La Fondation RAJA-Danièle Marcovici donne la parole à deux actrices engagées au croisement du féminisme, de l’écologie et de la santé publique : Anne Souyris et Marion-Emi Alix.
Anne Souyris est sénatrice écologiste. Longtemps engagée dans les politiques de santé publique à la Ville de Paris, elle poursuit aujourd’hui son action au Sénat en défendant une meilleure régulation des polluants environnementaux, notamment les perturbateurs endocriniens et les PFAS. Militante féministe, elle œuvre pour une politique de santé préventive et inclusive qui tienne compte des inégalités de genre face aux atteintes environnementales.
Marion-Emi Alix, militante écologiste et cofondatrice de l’association Fertéa Santé promeut une santé environnementale féministe. Forte d’une expérience passée dans la responsabilité sociétale des entreprises (RSE), elle met aujourd’hui son expertise au service du plaidoyer politique et de la sensibilisation aux impacts de la pollution sur la santé gynécologique et la justice sociale.
Ensemble, elles œuvrent à faire intégrer ces enjeux dans les politiques publiques et à mettre en lumière les inégalités spécifiques qui touchent la santé des femmes.
Pouvez-vous nous donner une définition de ce qu’est pour vous une « santé environnementale féministe » ? Comment la santé environnementale et le féminisme s’articulent dans vos activités respectives ?
Marion-Emi Alix (M-E.A.) : Une santé environnementale féministe est une approche qui considère que les femmes, du fait de leur biologie, de leurs rôles sociaux, de leurs conditions de vie et de travail, sont exposées différemment et plus intensément aux pollutions environnementales, et que cela génère d’importantes inégalités de santé. Cette approche reconnaît que les phases clés de la vie des femmes (naissance, puberté, conception, grossesse, maternité, ménopause…) sont des moments de vulnérabilité physiologique accrue où les expositions chimiques (perturbateurs endocriniens, pesticides, polluants atmosphériques…) peuvent avoir des conséquences immédiates et à long terme. Chez Fertéa Santé, cette vision se traduit par une action concrète : informer, former et agir pour que la santé reproductive des femmes soit reconnue comme un indicateur environnemental et social majeur.
Anne Souyris (A.S.) : Je rejoins Marion-Emi sur cette définition. J’aimerais souligner que les luttes pour la santé environnementale en France ont d’abord émergé à travers les revendications en matière de santé au travail, en réaction aux substances toxiques utilisées dans les milieux professionnels. L’historienne Judith Rainhorn l’a notamment montré en étudiant la régulation du blanc de plomb au cours du XXᵉ siècle, et le cas de l’amiante en a rappelé la portée ces dernières décennies. Ainsi, bien que la place des femmes dans le monde du travail ait évolué, l’imaginaire collectif associe encore les risques professionnels graves à la figure masculine de l’ouvrier exposé. Pourtant, les femmes aussi sont confrontées à des dangers environnementaux au travail !

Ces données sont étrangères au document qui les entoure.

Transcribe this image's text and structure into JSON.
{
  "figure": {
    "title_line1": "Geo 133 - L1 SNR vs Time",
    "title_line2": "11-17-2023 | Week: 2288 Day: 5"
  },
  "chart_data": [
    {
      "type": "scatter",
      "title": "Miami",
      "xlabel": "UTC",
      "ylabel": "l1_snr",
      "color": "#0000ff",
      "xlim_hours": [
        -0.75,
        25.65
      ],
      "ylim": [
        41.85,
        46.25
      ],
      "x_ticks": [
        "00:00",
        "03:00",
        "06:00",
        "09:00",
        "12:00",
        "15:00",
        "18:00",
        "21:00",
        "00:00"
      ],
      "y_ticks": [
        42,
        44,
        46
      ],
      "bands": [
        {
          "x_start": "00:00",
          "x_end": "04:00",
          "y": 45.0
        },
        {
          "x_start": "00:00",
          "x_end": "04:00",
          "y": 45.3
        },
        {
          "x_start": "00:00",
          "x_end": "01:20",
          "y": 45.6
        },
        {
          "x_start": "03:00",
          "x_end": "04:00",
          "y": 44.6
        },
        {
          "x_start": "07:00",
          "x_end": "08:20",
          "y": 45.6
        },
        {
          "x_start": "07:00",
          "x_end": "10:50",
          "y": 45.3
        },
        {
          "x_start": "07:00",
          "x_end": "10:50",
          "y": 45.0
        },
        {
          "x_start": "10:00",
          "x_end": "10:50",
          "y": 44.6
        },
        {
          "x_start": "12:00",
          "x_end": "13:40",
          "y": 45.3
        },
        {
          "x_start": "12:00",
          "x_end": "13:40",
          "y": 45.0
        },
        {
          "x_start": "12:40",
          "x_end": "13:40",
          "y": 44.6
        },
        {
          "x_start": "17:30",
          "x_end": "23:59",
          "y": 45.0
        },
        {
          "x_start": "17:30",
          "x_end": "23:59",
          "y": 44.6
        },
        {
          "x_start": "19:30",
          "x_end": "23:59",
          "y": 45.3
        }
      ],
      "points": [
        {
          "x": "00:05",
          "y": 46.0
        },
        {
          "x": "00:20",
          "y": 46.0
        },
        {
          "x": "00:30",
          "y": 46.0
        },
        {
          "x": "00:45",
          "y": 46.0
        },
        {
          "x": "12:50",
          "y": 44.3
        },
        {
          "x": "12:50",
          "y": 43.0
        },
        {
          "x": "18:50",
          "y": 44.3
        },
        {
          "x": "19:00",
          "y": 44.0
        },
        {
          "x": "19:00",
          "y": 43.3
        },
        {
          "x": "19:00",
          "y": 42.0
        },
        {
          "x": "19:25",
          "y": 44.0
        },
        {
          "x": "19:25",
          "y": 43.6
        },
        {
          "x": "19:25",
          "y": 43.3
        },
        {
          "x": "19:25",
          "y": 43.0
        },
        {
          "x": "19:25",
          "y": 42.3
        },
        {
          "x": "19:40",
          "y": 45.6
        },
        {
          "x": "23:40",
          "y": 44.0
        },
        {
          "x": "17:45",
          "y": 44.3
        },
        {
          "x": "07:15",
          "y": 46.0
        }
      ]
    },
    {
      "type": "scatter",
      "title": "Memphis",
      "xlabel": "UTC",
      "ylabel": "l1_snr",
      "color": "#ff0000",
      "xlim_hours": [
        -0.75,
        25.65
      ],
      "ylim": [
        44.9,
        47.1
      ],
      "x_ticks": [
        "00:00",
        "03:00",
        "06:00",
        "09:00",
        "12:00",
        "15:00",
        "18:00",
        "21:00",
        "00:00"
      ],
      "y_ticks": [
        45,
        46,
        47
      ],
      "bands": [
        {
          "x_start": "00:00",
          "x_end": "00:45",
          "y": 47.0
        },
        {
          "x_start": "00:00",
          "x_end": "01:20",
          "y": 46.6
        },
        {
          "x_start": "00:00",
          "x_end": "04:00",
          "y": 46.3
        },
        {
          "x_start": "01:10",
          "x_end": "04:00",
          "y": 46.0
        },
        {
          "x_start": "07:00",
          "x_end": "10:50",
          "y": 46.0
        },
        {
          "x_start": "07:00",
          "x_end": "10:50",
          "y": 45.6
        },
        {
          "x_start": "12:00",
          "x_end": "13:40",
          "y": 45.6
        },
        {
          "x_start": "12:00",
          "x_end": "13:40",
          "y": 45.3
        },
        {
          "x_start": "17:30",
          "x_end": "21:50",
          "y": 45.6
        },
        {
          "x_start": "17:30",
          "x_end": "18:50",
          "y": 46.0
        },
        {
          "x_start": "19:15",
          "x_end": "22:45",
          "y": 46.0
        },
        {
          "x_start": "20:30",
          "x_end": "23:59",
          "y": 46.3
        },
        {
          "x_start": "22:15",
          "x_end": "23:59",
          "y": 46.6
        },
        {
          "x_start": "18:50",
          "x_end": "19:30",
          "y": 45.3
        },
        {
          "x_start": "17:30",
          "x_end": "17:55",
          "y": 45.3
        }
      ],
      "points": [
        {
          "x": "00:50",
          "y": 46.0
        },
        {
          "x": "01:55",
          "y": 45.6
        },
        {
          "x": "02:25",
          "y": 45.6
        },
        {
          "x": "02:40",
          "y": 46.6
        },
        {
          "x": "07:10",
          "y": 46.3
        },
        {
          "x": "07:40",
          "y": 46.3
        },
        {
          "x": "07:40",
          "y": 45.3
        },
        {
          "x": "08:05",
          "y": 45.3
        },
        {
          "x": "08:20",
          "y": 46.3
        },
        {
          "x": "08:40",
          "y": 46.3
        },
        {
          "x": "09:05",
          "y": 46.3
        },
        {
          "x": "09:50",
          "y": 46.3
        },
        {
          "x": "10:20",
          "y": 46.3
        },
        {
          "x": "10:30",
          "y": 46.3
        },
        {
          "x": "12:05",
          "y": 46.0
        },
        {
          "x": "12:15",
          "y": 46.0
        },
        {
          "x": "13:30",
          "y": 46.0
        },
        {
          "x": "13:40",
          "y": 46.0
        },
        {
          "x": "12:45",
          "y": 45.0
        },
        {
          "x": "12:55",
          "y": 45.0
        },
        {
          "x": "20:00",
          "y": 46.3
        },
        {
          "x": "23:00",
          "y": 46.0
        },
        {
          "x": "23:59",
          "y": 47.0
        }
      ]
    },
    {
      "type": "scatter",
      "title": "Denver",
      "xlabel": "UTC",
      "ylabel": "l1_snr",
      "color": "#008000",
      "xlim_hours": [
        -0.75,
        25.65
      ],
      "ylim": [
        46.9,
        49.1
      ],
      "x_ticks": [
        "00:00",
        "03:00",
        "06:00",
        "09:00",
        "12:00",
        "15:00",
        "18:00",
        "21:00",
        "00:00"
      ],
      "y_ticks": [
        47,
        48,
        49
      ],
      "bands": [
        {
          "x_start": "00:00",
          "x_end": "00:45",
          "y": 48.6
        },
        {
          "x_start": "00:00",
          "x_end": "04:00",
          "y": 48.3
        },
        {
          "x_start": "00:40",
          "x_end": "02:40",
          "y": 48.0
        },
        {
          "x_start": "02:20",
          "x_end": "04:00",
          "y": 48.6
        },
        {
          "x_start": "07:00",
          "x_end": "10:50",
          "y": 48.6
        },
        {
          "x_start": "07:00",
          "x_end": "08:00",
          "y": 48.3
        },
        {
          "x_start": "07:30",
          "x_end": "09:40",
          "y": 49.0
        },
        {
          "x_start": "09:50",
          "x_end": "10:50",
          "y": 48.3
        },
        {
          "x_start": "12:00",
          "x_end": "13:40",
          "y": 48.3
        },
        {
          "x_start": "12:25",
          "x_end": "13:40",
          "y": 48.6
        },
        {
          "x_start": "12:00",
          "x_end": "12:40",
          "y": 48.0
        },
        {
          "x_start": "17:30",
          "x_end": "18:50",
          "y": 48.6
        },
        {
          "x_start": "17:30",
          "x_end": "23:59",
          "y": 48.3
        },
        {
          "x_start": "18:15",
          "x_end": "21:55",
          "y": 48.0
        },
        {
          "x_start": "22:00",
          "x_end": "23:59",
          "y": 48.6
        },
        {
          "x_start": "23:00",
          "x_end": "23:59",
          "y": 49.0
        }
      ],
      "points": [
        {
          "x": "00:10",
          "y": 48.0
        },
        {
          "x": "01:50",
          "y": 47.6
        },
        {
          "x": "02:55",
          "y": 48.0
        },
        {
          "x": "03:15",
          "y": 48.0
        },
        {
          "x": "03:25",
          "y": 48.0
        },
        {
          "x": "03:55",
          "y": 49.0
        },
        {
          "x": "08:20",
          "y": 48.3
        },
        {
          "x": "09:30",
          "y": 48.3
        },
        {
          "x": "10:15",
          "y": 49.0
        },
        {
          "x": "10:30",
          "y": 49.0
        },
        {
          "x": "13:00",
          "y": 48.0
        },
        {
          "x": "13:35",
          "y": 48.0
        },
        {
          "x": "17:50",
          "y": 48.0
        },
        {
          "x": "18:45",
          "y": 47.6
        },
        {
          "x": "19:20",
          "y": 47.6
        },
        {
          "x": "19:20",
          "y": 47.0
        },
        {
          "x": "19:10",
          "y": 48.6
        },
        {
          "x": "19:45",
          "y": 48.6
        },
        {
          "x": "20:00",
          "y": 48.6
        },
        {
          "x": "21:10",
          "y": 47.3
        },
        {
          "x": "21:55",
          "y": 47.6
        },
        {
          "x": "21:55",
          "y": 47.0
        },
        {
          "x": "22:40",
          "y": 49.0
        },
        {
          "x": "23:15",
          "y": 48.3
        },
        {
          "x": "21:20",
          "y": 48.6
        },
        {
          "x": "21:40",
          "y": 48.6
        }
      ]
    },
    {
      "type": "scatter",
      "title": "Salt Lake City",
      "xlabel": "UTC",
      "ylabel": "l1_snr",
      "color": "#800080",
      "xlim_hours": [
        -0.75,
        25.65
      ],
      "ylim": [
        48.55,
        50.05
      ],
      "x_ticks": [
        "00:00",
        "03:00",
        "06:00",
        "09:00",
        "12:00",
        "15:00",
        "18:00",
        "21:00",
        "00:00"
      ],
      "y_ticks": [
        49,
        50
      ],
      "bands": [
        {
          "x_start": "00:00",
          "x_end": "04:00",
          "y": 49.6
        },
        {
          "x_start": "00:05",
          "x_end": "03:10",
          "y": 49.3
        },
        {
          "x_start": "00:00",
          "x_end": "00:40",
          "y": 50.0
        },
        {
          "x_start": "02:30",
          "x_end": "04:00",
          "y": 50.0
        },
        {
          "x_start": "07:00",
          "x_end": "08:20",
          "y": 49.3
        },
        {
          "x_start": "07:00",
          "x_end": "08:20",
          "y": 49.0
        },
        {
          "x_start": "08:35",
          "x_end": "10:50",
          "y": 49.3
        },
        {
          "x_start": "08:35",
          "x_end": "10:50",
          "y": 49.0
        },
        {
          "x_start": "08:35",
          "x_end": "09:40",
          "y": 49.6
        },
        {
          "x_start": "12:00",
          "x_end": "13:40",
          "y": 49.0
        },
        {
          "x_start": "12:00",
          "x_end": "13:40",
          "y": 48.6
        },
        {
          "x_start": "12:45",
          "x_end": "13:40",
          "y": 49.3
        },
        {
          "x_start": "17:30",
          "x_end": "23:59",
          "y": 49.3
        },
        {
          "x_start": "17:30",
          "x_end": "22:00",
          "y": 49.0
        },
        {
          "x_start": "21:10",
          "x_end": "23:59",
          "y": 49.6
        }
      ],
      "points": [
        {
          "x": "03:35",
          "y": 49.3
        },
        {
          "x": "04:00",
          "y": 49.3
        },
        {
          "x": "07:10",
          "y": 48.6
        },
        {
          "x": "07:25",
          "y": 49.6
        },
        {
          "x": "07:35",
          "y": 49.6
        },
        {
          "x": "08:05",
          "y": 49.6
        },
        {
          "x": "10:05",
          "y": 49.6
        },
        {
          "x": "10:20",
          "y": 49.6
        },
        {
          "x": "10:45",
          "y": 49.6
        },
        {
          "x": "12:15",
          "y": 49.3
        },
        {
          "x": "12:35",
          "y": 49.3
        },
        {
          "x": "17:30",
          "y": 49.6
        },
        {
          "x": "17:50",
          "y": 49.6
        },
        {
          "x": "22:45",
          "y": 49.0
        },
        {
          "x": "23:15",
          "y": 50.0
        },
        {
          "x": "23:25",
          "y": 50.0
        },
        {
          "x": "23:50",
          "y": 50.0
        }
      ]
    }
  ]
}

Par ailleurs, les politiques de santé environnementale reposent sur un véritable régime de la preuve, en particulier dans le champ de la santé publique, où se conjuguent épidémiologie — avec son approche populationnelle des pathologies — et toxicologie, centrée sur les effets des substances sur les organismes vivants. Or, ces deux disciplines, comme bien d’autres, ont longtemps négligé la santé des femmes. Il est donc urgent de rapprocher les recherches et les politiques publiques qui défendent à la fois la santé des femmes et la santé environnementale.

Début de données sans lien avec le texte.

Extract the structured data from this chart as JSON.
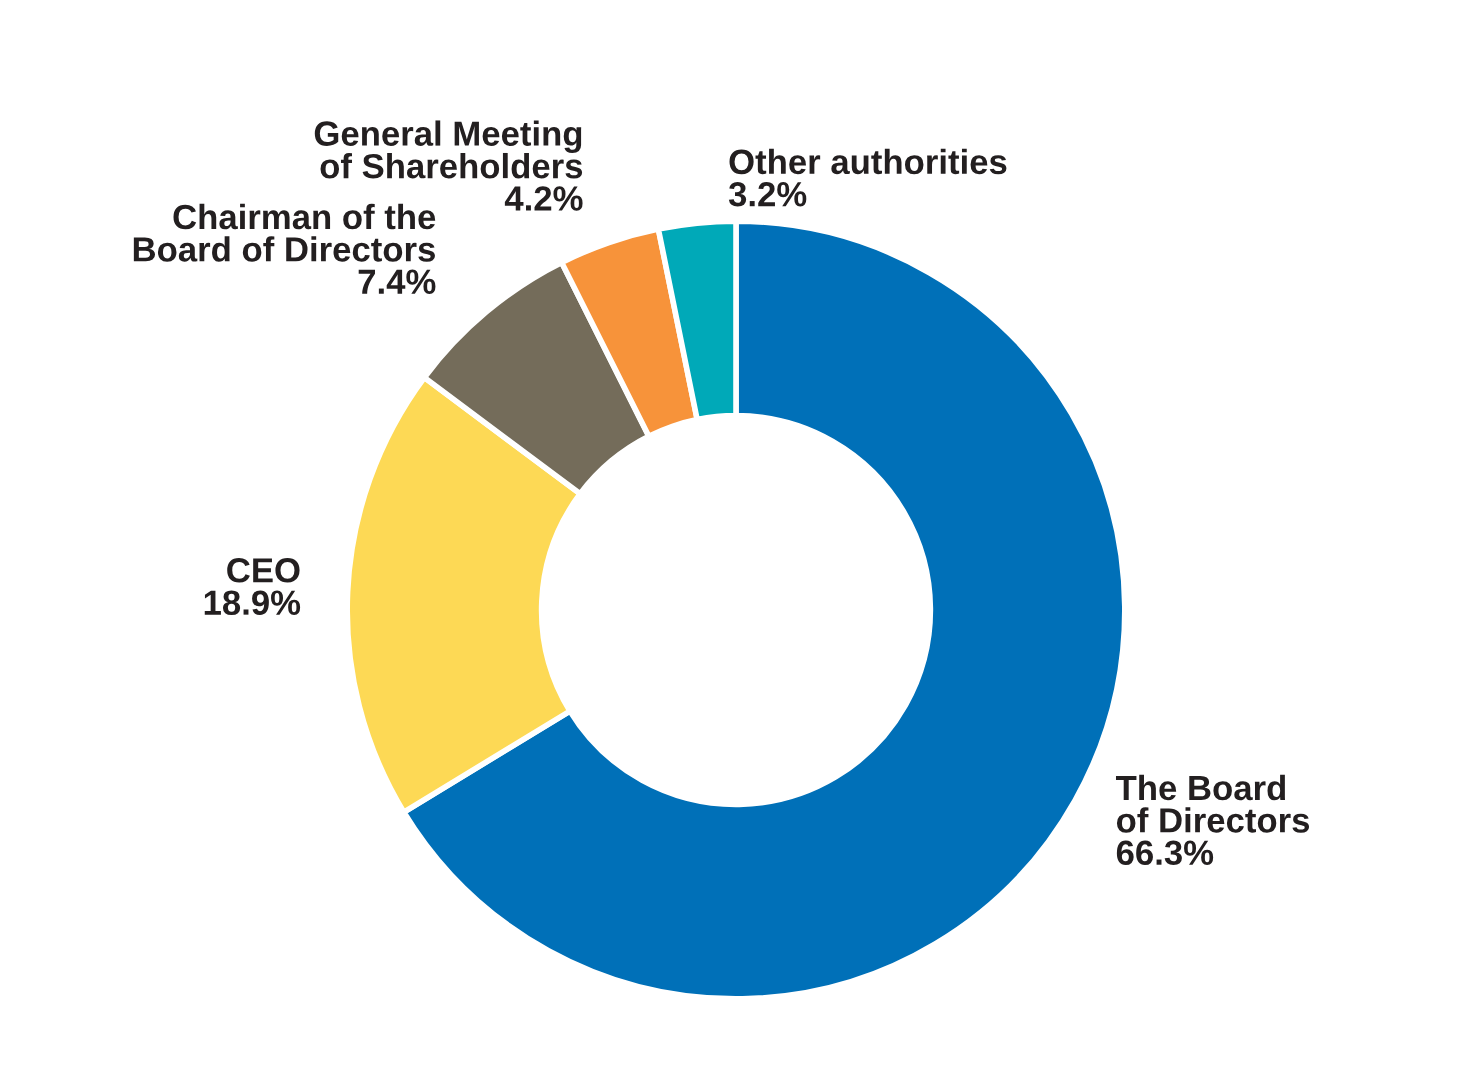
{
  "chart_data": {
    "type": "donut",
    "categories": [
      "The Board\nof Directors",
      "CEO",
      "Chairman of the\nBoard of Directors",
      "General Meeting\nof Shareholders",
      "Other authorities"
    ],
    "values": [
      66.3,
      18.9,
      7.4,
      4.2,
      3.2
    ],
    "value_labels": [
      "66.3%",
      "18.9%",
      "7.4%",
      "4.2%",
      "3.2%"
    ],
    "colors": [
      "#0070b8",
      "#fdd955",
      "#746c5a",
      "#f7933a",
      "#00a9b8"
    ]
  }
}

Face à des expositions différenciées selon le travail et le rôle social, à des effets biologiques spécifiques et à des inégalités sociales et environnementales persistantes, la santé environnementale féministe doit désormais s’imposer comme une priorité, conçue avec et pour toutes les femmes.

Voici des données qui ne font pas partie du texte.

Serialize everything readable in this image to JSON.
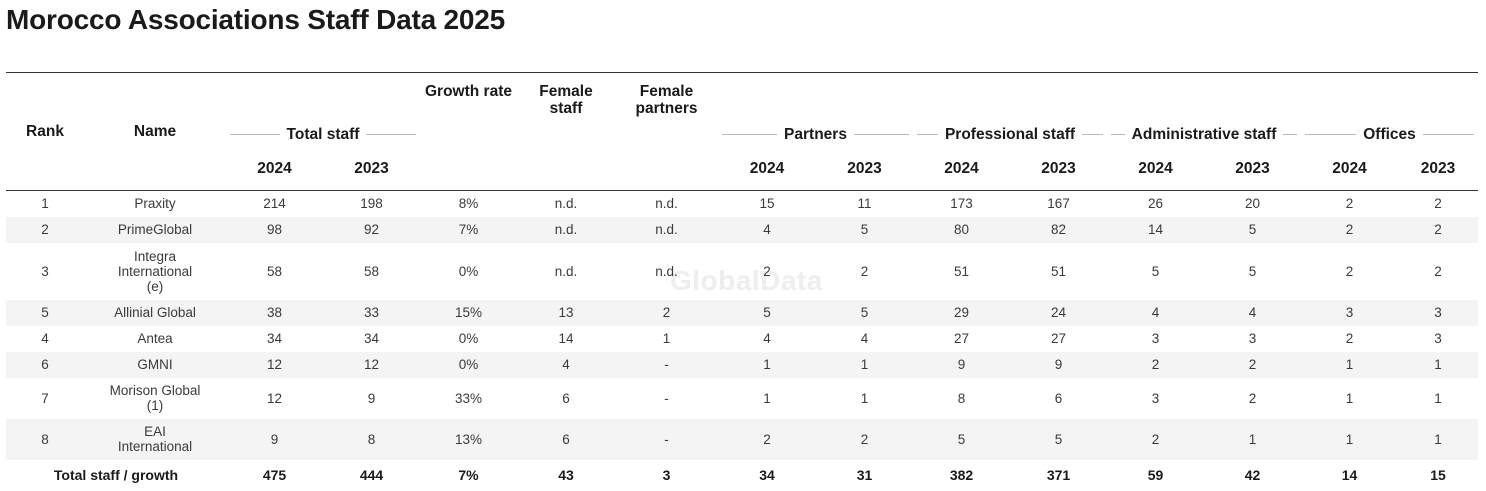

Quelles sont les principales inégalités en termes de santé environnementale auxquelles sont sujettes certaines ou toutes les femmes aujourd’hui et comment participez- vous à cette lutte à travers vos différents niveaux d’action ?
M-E.A. : Les femmes sont en première ligne face aux pollutions environnementales, ces inégalités étant bien documentées. Sur le plan professionnel, elles sont majoritaires dans des secteurs à forte exposition comme le soin, le nettoyage, la vente ou la coiffure, où elles manipulent régulièrement des substances toxiques telles que les solvants, pesticides ou bisphénols. Dans la sphère domestique, elles sont plus exposées à l’air intérieur, chargé de polluants issus des produits ménagers, cosmétiques ou parfums d’ambiance. Biologiquement, leur système hormonal, leur masse graisseuse et certaines périodes de la vie (puberté, grossesse, ménopause) les rendent plus vulnérables aux effets des perturbateurs endocriniens. Tout au long du cycle de vie, ces expositions peuvent entraîner une puberté précoce, des troubles de la fertilité, des complications périnatales, ou encore une ménopause précoce, en nette augmentation, avec des répercussions durables sur la santé globale. Enfin, de nombreuses maladies liées à ces expositions restent invisibilisées : cancers hormonodépendants (comme ceux du sein ou de l’utérus), endométriose, fausses couches précoces ou pathologies auto-immunes sont encore trop peu prises en compte dans les politiques de santé publique.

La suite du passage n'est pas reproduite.